Whilst working through the many features of the various Cloud models available to businesses and the unique benefits of the Dataquest Private Cloud as part of a Hybrid Cloud solution, the word latency cropped up and I was asked on more than one occasion to explain its importance.
Latency is defined as the time between a user action and the resulting response, which in the case of Clouds running applications means how long it takes for the application to perform the action requested of it by the user.
Strictly speaking, latency is the measure in milliseconds of the time it takes for the command to be sent and the data request to be serviced and returned to the user, or the Round Trip Time (RTT) as it is more properly known.

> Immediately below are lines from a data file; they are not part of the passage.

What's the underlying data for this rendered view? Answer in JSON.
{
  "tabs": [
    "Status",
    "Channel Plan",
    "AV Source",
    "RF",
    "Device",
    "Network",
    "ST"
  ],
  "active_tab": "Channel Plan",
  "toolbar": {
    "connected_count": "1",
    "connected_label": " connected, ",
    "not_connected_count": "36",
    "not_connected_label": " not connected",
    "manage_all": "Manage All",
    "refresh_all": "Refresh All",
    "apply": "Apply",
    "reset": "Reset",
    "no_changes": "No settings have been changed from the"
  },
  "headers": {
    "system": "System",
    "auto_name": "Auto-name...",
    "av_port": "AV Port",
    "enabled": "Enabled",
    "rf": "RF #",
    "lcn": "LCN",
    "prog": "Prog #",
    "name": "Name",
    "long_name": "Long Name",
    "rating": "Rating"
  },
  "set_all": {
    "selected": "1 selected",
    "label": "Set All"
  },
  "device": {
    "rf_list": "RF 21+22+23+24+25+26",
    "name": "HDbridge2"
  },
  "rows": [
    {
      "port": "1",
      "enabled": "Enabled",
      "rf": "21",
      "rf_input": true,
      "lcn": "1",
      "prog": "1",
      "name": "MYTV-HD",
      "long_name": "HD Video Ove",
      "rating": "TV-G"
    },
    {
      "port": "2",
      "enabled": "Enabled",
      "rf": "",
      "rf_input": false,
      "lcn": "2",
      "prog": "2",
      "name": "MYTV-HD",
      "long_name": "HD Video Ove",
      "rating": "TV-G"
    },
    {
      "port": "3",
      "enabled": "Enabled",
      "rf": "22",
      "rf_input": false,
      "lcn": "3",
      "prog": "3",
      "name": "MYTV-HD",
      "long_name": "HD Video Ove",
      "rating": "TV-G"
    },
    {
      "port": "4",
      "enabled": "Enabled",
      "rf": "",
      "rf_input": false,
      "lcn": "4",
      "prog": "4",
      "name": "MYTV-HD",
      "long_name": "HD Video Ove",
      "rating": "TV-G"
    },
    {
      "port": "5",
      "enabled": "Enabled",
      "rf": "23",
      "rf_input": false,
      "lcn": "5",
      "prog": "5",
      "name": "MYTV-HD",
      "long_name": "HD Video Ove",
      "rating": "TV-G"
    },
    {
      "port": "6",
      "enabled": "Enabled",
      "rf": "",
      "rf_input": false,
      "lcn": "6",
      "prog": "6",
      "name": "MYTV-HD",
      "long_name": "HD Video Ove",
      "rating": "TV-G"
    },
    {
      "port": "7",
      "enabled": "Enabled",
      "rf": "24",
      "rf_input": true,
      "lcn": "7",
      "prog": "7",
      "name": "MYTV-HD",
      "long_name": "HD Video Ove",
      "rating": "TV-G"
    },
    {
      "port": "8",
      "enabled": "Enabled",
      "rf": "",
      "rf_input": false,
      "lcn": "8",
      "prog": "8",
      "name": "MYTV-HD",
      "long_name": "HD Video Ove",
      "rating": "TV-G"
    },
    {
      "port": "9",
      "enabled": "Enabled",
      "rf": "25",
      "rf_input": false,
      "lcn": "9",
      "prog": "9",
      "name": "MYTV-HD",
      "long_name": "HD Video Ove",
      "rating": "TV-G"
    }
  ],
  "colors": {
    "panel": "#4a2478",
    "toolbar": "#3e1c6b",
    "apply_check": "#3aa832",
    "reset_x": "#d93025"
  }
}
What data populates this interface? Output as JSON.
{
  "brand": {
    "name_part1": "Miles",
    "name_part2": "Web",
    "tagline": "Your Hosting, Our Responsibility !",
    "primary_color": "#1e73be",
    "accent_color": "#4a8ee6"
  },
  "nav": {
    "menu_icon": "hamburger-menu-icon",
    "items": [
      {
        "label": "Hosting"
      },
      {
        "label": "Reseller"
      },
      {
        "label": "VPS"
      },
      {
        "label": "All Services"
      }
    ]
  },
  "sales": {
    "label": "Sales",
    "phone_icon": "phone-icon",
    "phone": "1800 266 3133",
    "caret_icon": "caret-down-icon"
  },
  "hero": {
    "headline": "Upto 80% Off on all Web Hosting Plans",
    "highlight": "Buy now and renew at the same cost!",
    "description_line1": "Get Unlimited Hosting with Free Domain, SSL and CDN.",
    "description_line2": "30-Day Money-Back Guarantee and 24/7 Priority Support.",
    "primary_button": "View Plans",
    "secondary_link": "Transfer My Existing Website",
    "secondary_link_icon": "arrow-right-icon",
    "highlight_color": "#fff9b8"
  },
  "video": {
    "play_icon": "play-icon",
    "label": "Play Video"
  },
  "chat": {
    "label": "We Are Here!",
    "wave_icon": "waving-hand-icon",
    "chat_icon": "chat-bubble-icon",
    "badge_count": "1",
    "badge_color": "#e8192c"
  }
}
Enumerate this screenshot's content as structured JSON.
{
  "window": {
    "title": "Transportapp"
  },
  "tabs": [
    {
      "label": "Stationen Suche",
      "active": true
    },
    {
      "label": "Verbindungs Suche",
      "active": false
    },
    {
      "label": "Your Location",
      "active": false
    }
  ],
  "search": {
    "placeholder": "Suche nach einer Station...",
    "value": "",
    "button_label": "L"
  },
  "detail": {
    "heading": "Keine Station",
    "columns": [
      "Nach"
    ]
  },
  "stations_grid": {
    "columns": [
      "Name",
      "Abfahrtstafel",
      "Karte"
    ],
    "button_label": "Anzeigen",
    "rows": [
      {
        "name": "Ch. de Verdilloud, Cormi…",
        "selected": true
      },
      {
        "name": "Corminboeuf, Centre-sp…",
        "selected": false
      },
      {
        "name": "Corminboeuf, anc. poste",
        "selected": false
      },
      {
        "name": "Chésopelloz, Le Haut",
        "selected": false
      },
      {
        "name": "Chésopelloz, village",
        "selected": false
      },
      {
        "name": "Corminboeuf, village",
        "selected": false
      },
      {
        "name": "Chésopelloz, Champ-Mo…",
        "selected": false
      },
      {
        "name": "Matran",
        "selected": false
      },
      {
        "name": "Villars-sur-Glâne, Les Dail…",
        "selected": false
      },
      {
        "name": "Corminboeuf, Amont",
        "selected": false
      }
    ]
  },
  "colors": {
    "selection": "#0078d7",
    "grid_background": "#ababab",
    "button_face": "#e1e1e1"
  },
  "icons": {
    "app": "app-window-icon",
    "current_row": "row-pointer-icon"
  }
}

Latency should always be minimised, but although data moves around at the speed of light on fibre-optic enabled networks, the distance between the user and the Cloud, along with delays introduced by internet infrastructure equipment, mean latency can never be eliminated completely.
High latency results in a poor user experience. For many working from home and relying on video conference apps hosted on Public Clouds, this has become evident in dropped calls, horrible audio performance, picture pixelating, video freezing and poor network performance messages.
One of the main causes of network latency is the distance travelled by the request and the data coming back to the user, whether it’s a website loading or the conversation between users via a hosted telecommunications solution.
Although we have clients across the UK, we have a concentration across London and the South East as you might expect, which is why our Private Cloud sits in Docklands, more specifically in Telehouse West, recognised as one of the world’s best-of-breed data centres.
Importantly, the data centre is carrier neutral with points of presence from different providers, ensuring low latency and diverse connectivity, whilst reducing the distance between the majority of our clients and the servers on which their data is stored.
Typical latency experienced by our clients is around 5-10 milliseconds, or better, which is unnoticeable to users when the RTT is being considered. If our data centre were thousands of miles away in the US, this figure could easily be as high as 50-60 milliseconds, or worse.
But there is rarely a single exchange and latency is compounded by all the back-and-forth communication necessary for the client and server to connect successfully, the total size and load time and any problems with the network equipment the data passes through.
And of course, data traversing the Internet usually has to cross multiple networks, with more opportunities for delays. When the data packets cross between networks, routers have to process and route them and may break them into smaller packets, all of which adds a few milliseconds.
By reducing the distance between user and servers, we are reducing latency; we’re cutting the delay between an action and an application’s response and improving the user experience, which is more critical now than ever before with dispersed workforces.
The overall speed of the network seems now to be less of an issue as organisations look to combine edge computing with local Private cloud solutions in a determined drive to help eliminate the latency affecting their users’ experiences.